Jean Cabannes

Jean Cabannes ( born August 12, 1885 in Marseille, † October 31, 1959 in Saint- Cyr- sur -Mer ) was a French physicist

Cabannes went to Nice to school and studied from 1906 at the École Normale Superieure. In 1911 he received his Agrégation in physics and was then Préparateur at the University of Marseille ( Faculté des Sciences ), where he wrote his dissertation ( on light scattering in the atmosphere, experimental verification of Rayleigh scattering), and in 1921 he received his doctorate with it. In World War I he was in the artillery in the sound locating development (initiated by Aimé Cotton, Pierre Weiss ). In 1920 he was Maître de conférences at the University of Montpellier in 1928 and struck off what later became known as Raman scattering (with P. dAure, Yves Rocard ), regardless of CV Raman, the quantum mechanically explained this and in 1930 received the Nobel Prize for it. In 1924 he became a professor without chair and in 1925 he was appointed Professor of Physics. As is usual in France, he had in the capital Paris in 1937 as Maître de conférences at the Sorbonne start at the chair of Charles Fabry. In 1938 he became a professor without chair, and in 1938 as the successor of Aimé Cotton Professor of Physics and head of the research laboratory of physics at the Sorbonne. 1946 to 1949 he was Dean ( Dean ).

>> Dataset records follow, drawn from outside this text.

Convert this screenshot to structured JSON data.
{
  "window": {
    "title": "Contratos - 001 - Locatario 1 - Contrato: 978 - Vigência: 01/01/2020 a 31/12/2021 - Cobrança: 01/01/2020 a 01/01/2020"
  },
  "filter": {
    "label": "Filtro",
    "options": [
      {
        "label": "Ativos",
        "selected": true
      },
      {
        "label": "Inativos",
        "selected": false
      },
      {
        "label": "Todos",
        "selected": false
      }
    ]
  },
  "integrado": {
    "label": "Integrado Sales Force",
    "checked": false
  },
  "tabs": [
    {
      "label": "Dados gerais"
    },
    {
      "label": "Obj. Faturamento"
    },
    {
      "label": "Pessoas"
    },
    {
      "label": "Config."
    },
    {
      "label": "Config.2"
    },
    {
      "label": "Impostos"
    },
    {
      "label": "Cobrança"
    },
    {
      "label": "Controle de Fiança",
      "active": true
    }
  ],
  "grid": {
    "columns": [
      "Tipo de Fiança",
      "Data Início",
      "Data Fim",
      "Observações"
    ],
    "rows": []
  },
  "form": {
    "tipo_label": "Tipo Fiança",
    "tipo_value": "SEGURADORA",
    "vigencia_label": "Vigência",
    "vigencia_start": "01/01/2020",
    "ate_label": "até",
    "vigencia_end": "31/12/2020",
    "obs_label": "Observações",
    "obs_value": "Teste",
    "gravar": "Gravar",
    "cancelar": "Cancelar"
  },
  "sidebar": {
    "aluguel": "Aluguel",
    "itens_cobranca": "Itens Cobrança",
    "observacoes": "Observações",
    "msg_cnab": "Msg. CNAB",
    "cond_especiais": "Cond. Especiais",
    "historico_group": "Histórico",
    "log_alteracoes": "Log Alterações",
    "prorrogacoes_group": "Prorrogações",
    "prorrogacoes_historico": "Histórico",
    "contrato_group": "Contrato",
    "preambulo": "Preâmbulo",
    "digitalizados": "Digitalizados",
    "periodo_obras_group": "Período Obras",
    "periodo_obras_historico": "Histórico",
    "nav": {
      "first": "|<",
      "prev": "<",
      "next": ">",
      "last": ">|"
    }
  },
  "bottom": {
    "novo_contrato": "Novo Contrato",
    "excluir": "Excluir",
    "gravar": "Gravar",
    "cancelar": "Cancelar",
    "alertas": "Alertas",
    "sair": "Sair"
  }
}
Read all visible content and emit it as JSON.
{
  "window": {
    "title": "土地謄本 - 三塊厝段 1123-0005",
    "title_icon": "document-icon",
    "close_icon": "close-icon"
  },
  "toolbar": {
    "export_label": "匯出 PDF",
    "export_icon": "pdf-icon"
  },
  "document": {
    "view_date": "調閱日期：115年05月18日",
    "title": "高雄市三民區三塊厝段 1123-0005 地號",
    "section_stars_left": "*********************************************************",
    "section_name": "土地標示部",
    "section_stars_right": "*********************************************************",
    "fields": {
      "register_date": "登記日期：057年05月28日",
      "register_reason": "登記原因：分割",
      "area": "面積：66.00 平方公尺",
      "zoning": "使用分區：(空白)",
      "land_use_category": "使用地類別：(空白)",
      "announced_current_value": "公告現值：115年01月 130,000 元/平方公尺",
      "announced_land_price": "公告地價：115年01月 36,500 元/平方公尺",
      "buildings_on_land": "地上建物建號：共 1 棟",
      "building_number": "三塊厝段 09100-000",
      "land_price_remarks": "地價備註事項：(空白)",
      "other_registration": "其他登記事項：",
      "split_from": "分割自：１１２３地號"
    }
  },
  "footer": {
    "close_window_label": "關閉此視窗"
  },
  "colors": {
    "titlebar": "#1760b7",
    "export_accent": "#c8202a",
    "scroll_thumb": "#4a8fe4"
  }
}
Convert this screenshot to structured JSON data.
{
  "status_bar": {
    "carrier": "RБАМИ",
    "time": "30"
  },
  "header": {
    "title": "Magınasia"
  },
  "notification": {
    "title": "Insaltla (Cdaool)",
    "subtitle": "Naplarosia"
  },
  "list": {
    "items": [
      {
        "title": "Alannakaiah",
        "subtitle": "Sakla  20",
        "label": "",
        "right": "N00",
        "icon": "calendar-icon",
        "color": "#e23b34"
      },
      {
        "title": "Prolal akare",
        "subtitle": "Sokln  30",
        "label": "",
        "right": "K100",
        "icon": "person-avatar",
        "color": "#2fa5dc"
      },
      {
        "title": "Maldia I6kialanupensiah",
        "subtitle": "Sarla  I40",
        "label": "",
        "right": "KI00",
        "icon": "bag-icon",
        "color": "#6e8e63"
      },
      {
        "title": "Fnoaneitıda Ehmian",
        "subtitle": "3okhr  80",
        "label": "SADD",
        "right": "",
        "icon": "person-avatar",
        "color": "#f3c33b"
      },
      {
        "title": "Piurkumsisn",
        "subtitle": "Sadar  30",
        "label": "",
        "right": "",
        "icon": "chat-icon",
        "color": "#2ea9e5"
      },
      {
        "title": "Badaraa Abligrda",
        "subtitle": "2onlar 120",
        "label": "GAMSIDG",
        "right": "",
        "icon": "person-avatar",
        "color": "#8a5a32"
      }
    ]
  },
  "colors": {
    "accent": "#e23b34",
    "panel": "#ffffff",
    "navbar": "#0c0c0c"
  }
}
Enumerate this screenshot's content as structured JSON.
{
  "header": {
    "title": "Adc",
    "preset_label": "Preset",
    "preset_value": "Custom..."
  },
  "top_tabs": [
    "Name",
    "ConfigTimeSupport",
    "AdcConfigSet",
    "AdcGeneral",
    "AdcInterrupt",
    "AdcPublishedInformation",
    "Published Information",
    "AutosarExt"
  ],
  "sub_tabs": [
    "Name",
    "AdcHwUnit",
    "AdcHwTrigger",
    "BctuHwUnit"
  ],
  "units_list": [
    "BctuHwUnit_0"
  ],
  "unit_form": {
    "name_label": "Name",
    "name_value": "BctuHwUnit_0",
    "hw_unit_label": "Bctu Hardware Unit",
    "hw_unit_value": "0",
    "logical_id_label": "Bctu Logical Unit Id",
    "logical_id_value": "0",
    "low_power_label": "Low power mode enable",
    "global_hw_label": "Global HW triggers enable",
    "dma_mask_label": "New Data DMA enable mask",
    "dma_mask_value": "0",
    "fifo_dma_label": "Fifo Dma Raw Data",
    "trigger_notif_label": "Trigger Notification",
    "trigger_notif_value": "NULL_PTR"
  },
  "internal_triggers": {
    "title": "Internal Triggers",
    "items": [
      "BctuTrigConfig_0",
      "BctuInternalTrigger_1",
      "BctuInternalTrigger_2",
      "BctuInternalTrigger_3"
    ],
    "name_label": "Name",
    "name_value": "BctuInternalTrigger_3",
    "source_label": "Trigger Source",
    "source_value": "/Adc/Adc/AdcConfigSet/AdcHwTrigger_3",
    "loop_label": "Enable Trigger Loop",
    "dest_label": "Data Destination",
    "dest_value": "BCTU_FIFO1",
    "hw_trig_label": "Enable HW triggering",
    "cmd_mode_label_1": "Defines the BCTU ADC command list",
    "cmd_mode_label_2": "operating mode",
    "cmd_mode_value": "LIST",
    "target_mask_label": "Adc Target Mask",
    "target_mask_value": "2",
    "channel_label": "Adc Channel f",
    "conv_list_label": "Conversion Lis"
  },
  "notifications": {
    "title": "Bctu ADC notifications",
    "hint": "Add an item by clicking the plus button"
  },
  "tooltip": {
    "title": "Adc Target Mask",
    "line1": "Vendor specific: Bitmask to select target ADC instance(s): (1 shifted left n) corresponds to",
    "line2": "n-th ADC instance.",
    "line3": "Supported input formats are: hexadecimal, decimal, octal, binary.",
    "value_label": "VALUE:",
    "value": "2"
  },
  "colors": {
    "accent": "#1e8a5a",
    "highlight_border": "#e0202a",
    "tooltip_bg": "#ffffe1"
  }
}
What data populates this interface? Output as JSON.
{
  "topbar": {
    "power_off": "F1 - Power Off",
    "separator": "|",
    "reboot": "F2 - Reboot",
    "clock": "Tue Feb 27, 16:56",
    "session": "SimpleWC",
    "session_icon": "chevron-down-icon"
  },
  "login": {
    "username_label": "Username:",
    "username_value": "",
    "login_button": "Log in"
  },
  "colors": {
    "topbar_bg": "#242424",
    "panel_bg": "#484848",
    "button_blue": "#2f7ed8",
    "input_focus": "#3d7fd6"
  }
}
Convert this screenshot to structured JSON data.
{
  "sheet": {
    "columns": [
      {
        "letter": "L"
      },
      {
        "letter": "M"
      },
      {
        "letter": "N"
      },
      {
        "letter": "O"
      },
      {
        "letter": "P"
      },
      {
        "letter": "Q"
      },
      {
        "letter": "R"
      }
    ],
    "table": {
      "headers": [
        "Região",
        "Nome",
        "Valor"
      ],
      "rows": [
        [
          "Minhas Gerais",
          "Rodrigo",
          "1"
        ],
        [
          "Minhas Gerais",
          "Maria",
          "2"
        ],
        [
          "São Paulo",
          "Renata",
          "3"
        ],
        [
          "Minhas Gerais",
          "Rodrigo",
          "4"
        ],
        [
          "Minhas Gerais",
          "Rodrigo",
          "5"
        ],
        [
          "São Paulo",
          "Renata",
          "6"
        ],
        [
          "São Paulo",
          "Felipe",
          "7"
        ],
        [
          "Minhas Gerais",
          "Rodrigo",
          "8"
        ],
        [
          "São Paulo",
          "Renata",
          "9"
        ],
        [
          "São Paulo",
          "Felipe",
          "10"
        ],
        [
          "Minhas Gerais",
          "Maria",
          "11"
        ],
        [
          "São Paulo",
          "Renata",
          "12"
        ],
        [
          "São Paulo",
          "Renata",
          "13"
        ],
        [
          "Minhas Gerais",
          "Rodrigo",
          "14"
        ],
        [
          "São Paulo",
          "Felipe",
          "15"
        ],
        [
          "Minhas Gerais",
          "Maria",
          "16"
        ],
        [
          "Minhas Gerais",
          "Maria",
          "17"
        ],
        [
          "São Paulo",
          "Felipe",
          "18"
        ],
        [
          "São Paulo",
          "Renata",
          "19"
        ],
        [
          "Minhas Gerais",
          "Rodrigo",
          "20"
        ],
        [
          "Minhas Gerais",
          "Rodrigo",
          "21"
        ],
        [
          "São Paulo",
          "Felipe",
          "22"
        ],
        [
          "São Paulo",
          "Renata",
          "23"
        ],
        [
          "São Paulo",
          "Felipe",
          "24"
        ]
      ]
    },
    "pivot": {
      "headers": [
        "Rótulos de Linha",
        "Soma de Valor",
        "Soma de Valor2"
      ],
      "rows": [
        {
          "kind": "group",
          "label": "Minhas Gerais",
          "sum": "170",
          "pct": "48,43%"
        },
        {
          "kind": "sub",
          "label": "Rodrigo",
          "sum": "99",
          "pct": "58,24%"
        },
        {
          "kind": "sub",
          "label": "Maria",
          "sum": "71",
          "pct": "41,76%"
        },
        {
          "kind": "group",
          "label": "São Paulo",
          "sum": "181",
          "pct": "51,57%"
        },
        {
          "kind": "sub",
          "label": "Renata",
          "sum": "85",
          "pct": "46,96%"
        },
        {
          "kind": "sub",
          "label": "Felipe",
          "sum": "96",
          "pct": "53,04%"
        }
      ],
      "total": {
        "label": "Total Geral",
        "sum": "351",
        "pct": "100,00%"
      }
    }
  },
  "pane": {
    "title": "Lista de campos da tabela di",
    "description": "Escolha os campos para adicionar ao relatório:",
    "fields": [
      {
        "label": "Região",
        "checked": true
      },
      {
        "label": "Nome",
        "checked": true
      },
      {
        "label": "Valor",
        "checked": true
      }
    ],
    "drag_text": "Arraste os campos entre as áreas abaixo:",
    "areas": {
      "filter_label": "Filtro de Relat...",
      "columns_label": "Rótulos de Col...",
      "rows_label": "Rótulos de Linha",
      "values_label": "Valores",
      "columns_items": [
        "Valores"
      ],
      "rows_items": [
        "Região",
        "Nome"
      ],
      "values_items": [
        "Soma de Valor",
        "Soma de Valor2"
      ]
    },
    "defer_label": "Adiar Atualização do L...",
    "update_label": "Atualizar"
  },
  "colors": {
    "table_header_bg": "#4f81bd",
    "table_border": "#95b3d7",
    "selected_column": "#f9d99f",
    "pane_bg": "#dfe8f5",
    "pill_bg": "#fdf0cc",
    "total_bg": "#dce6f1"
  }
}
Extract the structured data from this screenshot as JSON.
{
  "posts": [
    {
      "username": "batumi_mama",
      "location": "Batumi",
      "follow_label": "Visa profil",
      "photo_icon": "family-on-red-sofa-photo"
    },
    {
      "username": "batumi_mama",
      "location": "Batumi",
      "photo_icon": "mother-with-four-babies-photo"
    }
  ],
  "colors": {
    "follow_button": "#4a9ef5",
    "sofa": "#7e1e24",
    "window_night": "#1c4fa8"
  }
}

In 1949 he became a member of the Academie des Sciences. In 1924 he received the Prix Félix Robin and 1951 the first Prix des trois physiciens. A lunar crater is named after him. He was with the daughter of the mathematician Eugène Fabry (1856-1944, brother of Charles Fabry ) married and had four children, including the mathematician Henri Cabannes.